At first I thought he had turned to face us. But though we were hardly a yard off he did not realize that we were there. He tapped four times on a very low and dirty door in the dark, crabbed street. A gleam of gas cut the darkness as it opened slowly. We listened intently, but the interview was short and simple and inexplicable as an interview could be. Our exquisite friend handed in what looked like a paper or a card and said:

“At once. Take a cab.”

A heavy, deep voice from inside said:

“Right you are.”

And with a click we were in the blackness again, and striding after the striding stranger through a labyrinth of London lanes, the lights just helping us. It was only five o’clock, but winter and the fog had made it like midnight.

“This is really an extraordinary walk for the patent-leather boots,” I repeated.

“I don’t know,” said Basil humbly. “It leads to Berkeley Square.”

As I tramped on I strained my eyes through the dusky atmosphere and tried to make out the direction described. For some ten minutes I wondered and doubted; at the end of that I saw that my friend was right. We were coming to the great dreary spaces of fashionable London—more dreary, one must admit, even than the dreary plebeian spaces.

“This is very extraordinary!” said Basil Grant, as we turned into Berkeley Square.

“What is extraordinary?” I asked. “I thought you said it was quite natural.”

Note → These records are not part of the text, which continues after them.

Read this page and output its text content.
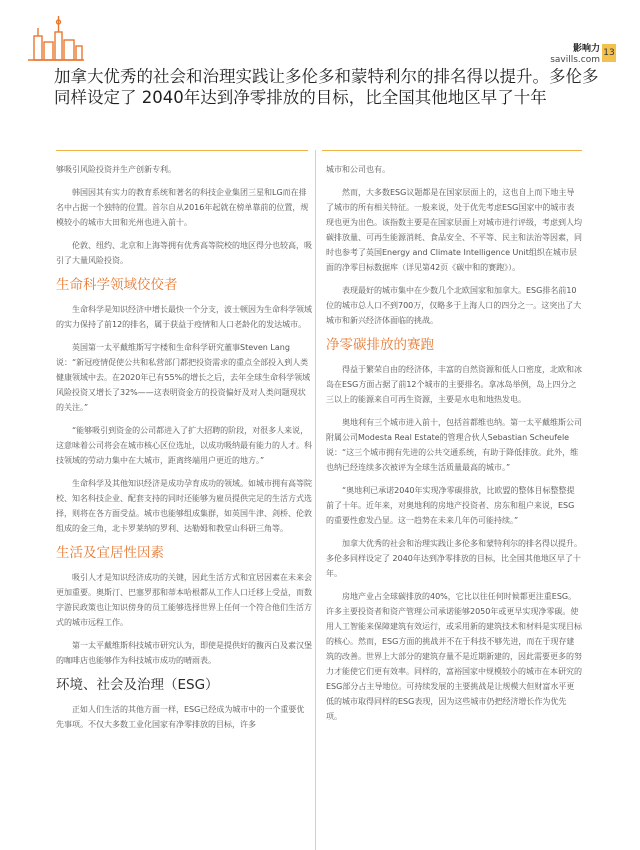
影响力
savills.com
13
加拿大优秀的社会和治理实践让多伦多和蒙特利尔的排名得以提升。多伦多同样设定了 2040年达到净零排放的目标，比全国其他地区早了十年

够吸引风险投资并生产创新专利。

韩国因其有实力的教育系统和著名的科技企业集团三星和LG而在排名中占据一个独特的位置。首尔自从2016年起就在榜单靠前的位置，规模较小的城市大田和光州也进入前十。

伦敦、纽约、北京和上海等拥有优秀高等院校的地区得分也较高，吸引了大量风险投资。

生命科学领域佼佼者

生命科学是知识经济中增长最快一个分支，波士顿因为生命科学领域的实力保持了前12的排名，属于获益于疫情和人口老龄化的发达城市。

英国第一太平戴维斯写字楼和生命科学研究董事Steven Lang说：“新冠疫情促使公共和私营部门都把投资需求的重点全部投入到人类健康领域中去。在2020年已有55%的增长之后，去年全球生命科学领域风险投资又增长了32%——这表明资金方的投资偏好及对人类问题现状的关注。”

“能够吸引到资金的公司都进入了扩大招聘的阶段，对很多人来说，这意味着公司将会在城市核心区位选址，以成功吸纳最有能力的人才。科技领域的劳动力集中在大城市，距离终端用户更近的地方。”

生命科学及其他知识经济是成功孕育成功的领域。如城市拥有高等院校、知名科技企业、配套支持的同时还能够为雇员提供完足的生活方式选择，则将在各方面受益。城市也能够组成集群，如英国牛津、剑桥、伦敦组成的金三角，北卡罗莱纳的罗利、达勒姆和教堂山科研三角等。

生活及宜居性因素

吸引人才是知识经济成功的关键，因此生活方式和宜居因素在未来会更加重要。奥斯汀、巴塞罗那和蒂本哈根都从工作人口迁移上受益，而数字游民政策也让知识傍身的员工能够选择世界上任何一个符合他们生活方式的城市远程工作。

第一太平戴维斯科技城市研究认为，即使是提供好的馥丙白及素汉堡的咖啡店也能够作为科技城市成功的晴雨表。

环境、社会及治理（ESG）

正如人们生活的其他方面一样，ESG已经成为城市中的一个重要优先事项。不仅大多数工业化国家有净零排放的目标，许多

城市和公司也有。

然而，大多数ESG议题都是在国家层面上的，这也自上而下地主导了城市的所有相关特征。一般来说，处于优先考虑ESG国家中的城市表现也更为出色。该指数主要是在国家层面上对城市进行评级，考虑到人均碳排放量、可再生能源消耗、食品安全、不平等、民主和法治等因素，同时也参考了英国Energy and Climate Intelligence Unit组织在城市层面的净零目标数据库（详见第42页《碳中和的赛跑》）。

表现最好的城市集中在少数几个北欧国家和加拿大。ESG排名前10位的城市总人口不到700万，仅略多于上海人口的四分之一。这突出了大城市和新兴经济体面临的挑战。

净零碳排放的赛跑

得益于繁荣自由的经济体，丰富的自然资源和低人口密度，北欧和冰岛在ESG方面占据了前12个城市的主要排名。拿冰岛举例，岛上四分之三以上的能源来自可再生资源，主要是水电和地热发电。

奥地利有三个城市进入前十，包括首都维也纳。第一太平戴维斯公司附属公司Modesta Real Estate的管理合伙人Sebastian Scheufele 说：“这三个城市拥有先进的公共交通系统，有助于降低排放。此外，维也纳已经连续多次被评为全球生活质量最高的城市。”

“奥地利已承诺2040年实现净零碳排放，比欧盟的整体目标整整提前了十年。近年来，对奥地利的房地产投资者、房东和租户来说，ESG的重要性愈发凸显。这一趋势在未来几年仍可能持续。”

加拿大优秀的社会和治理实践让多伦多和蒙特利尔的排名得以提升。多伦多同样设定了 2040年达到净零排放的目标，比全国其他地区早了十年。

房地产业占全球碳排放的40%，它比以往任何时候都更注重ESG。许多主要投资者和资产管理公司承诺能够2050年或更早实现净零碳。使用人工智能来保障建筑有效运行，或采用新的建筑技术和材料是实现目标的核心。然而，ESG方面的挑战并不在于科技不够先进，而在于现存建筑的改善。世界上大部分的建筑存量不是近期新建的，因此需要更多的努力才能使它们更有效率。同样的，富裕国家中规模较小的城市在本研究的ESG部分占主导地位。可持续发展的主要挑战是让规模大但财富水平更低的城市取得同样的ESG表现，因为这些城市仍把经济增长作为优先项。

“I do not wonder,” answered Basil, “at his walking through nasty streets; I do not wonder at his going to Berkeley Square. But I do wonder at his going to the house of a very good man.”

“What very good man?” I asked with exasperation.

“The operation of time is a singular one,” he said with his imperturbable irrelevancy. “It is not a true statement of the case to say that I have forgotten my career when I was a judge and a public man. I remember it all vividly, but it is like remembering some novel. But fifteen years ago I knew this square as well as Lord Rosebery does, and a confounded long sight better than that man who is going up the steps of old Beaumont’s house.”

“Who is old Beaumont?” I asked irritably.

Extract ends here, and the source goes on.